Why Does the Dollar Go Down When the Stock Market Goes Up?

Or, asked another way, why does the stock market get stronger when the dollar gets weaker? This isn't always the case, though it has been true, more or less, for the last ten years.

The short answer is stocks are valued in dollars, so, all else being equal, when the buying power of the dollar drops, the price of stocks rises. It's basic inflation. But that's not the whole story.

For the last ten years the stock market has moved practically in lockstep with the inverse movement of the dollar. Look at the following chart. The orange line is the movement of the U.S. stock market. The green line is the movement of the U.S. dollar.  Note the inverse symmetry since about 2003, and especially since 2008.


This inverse relationship suggests that increases in the stock market lately have not been due to economic growth, but due to the government's money policy. When the dollar gets weaker that often means inflation, i.e. money printing, is going on. When QE3 (more money printing) was recently announced, the stock market rallied and the dollar got crushed.
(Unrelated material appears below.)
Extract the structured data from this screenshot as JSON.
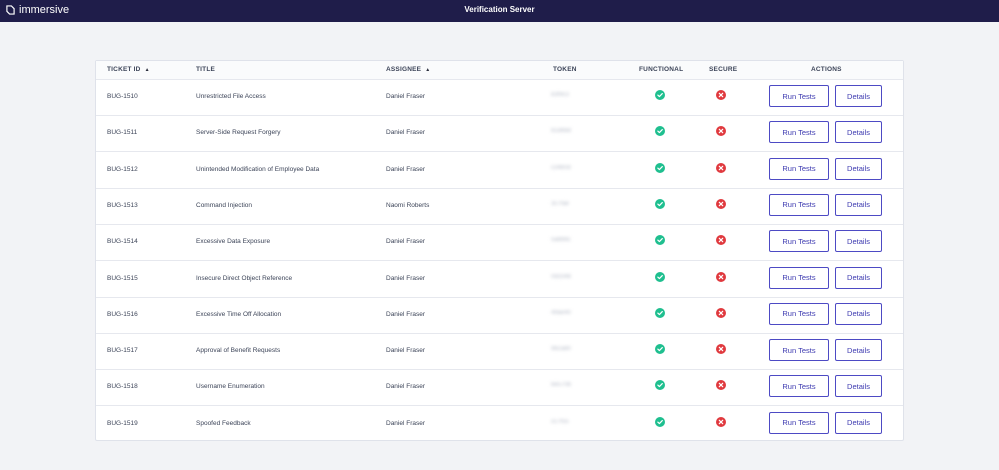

Why? Because the markets realize that though the new money will likely increase stock prices, it will also debase the dollar. So in the end, these stock gains could theoretically just be a wash. That is, if the stock market increases 20% in value and the dollar falls 20% in value, the resulting profit is zero. This is assuming we are buying imports. And since most things we buy these days are manufactured outside the U.S., that is the case.

Sometimes the stock market and the dollar go up together. This suggests high confidence in our economy, because not only is the price of stocks going up, the means to buy them and what you get back when you sell them--dollars--are increasing as well. This is what happened in the late 1990s. Real wealth was being transferred to Americans who held stocks and dollars.

Alas, this is not the case now. It's just a lot of money moving around from market to market--a kind of financial Whack-a-Mole, where you hope you're not the mole that gets whacked.